TROUT'S Trennungstek: Diese Prozedur benutzt die Tatsache dass beide, Harmin und Harmalin, relative unterschiedlich unloeslich sind in basischen Loesungen, um ihre Trennung zu ermoeglichen: Wenn jemand Harmin von Harmalin trennen will, muessen die gemischten Hydrochloride, welche durch die Hasenfratz/Manske Methode aus Peganum harmala gewonnen wurden, wiederum geloest in einer warmen Loesung mit Wasser und Ammoniak werden (Ammoniumhydroxid) wird vorsichtig hinzugefueft ein bisschen jedesmal.

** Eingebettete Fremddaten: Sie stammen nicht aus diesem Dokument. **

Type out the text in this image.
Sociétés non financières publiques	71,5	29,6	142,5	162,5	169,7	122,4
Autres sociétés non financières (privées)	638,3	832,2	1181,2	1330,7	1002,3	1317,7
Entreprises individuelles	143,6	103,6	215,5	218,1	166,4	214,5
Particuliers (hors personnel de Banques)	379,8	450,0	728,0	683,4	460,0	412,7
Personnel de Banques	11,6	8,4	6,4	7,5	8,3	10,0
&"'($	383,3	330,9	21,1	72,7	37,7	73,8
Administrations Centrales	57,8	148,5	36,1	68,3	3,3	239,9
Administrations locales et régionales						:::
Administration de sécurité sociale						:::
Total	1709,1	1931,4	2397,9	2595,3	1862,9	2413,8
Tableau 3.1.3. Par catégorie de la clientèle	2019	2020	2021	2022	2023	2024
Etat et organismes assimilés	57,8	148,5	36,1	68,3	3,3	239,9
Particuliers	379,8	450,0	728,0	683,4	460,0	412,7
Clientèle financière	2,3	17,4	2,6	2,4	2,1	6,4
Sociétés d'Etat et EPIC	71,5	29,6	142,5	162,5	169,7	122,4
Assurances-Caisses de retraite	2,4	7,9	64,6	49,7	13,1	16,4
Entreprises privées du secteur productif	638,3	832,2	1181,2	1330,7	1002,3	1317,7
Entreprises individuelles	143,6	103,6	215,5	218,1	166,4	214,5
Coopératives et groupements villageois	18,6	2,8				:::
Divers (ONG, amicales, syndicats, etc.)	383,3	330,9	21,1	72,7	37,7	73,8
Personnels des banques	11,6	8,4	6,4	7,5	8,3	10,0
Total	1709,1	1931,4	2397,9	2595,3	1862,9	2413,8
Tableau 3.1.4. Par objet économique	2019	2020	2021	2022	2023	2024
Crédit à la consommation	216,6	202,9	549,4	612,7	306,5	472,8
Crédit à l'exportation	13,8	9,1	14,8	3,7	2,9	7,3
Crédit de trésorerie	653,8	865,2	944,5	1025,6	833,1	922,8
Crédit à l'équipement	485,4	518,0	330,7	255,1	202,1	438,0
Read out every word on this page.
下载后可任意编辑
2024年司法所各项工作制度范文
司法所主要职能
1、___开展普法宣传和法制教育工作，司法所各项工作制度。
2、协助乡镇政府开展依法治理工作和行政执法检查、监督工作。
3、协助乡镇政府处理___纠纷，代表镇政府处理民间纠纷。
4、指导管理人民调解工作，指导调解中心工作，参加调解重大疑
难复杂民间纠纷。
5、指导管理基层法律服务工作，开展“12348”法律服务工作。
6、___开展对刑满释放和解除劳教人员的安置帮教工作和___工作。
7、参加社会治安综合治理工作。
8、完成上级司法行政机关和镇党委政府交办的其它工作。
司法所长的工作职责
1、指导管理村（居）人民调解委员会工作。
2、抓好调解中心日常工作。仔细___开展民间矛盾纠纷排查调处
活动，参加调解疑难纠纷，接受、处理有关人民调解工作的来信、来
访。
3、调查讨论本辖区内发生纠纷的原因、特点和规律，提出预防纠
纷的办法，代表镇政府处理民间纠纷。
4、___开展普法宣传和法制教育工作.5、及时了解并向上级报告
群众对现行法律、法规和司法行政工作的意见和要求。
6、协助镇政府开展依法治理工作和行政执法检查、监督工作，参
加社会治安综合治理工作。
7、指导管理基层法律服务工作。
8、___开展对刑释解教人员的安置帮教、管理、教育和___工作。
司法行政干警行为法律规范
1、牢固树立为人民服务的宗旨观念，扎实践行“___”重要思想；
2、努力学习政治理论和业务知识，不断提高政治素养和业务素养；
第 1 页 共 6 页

Die Loesung muss regelmaessig ueberprueft werden unter einem Mikroskop. Die Addition von Ammoniak verursacht die Bildung von Harmin und Harmalin als Freebase. Beide Freebases sind unloeslich in Wasser. Das Ammoniak verursacht fraktionierte Kristallization, zuerst von Harmin, weil es weniger loeslich ist, und dann von Harmalin. Das Harmin bildet lange Nadeln (mp 257). Sobald Platten aus Harmalinkristallen sich beginnen zu bilden, muss die Zugabe von Ammoniak gestoppt werden und das Harmin wird nun abgefiltriert. Weitere Zugabe von Ammoniak zur Mutterloesung bildet Harmalin als kristalline Platten zurueck (mp 238). Das Harmin und das Harmalin koennen jeder fuer sich weiter gereinigt werden durch Umkristallisieren in Form ihres Hydrochlorids.
z.Bsp: Das kristallisierte Harmin kann weiter gereinigt werden durch zweimaliges Loesens in einer Salzsaeure Loesung und Ausfaellen mit Salz, um das Harminhydrochlorid als ein ganz weisses Salz zu erhalten.
Wenn gewuenscht, kann Harmin zurueckgewandelt werden in die Base durch die Zugabe von Ammoniak zu einer warmen, waessrigen Loesung des Hydrochlorids. (#148)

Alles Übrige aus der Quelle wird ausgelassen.